If I Knew I Was Dying, I Would Keep On Keeping On
Which is why I quit my job, moved, launched Owning Pink, and began this path of exploration that has led- four years later- to the life I am living now. Now, I can honestly say that if I knew I was going to die in a year, I would do exactly what I’m doing now (only I might do it in Italy, just for the hell of it. But then again, on second thought- no. My tribe is here).

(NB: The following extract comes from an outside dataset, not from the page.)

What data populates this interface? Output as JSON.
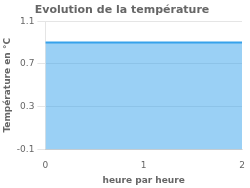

Did you see the movie Last Holiday? Queen Latifah is working a dead-end job and pining over a guy who doesn’t even know she’s in love with him, when she finds out she has a fatal disease. She decides to spend her life’s savings on a trip to the Czech Republic, where she stays in a suite, goes base jumping, and confesses her love to the guy who chases her halfway across the earth. In the process, she finds the joie de vivre she lost long ago. In the end, she discovers that her doctor made a mistake- that she was not going to die- and she had just spent her life’s savings. So did she do the right thing, or not?
Do You Consider Taking Risks Reckless?
You might argue that Queen Latifah was reckless. After all, what is she going to retire on, now that she blew it on a grand European adventure? Of course, in the movie, it all ends happily, and you know she’s going to be okay. But in real life, we ask ourselves these questions. We fear. We limit. We shrink. We skip the grand adventures in favor of safety. Then we wonder why we live lives of quiet desperation.
When I found out Dad was going to die, I decided to go for the adventure and take a Pleap (Pink leap of faith). I spent my life’s savings to buy my freedom, and I don’t regret a penny of what I no longer have in the bank. Instead, I have faith in the process. I have confidence that I will land butter-side-up. I believe that the Universe will meet my needs. And every day, I feel blessed to know that I would change nothing if I knew it would all end soon.
Wow. Things have changed. When I think back to four years ago, I have to smile. What a long, strange trip it’s been.
What about you Pinkies? If you knew you had a fatal diagnosis, what would you change about your life? It’s a very clarifying question. Maybe some of you have been there before and survived. Maybe you’ve lost something or someone dear to you and it had the same profound affect. Must we wait for tragedy to strike? Can’t we start now?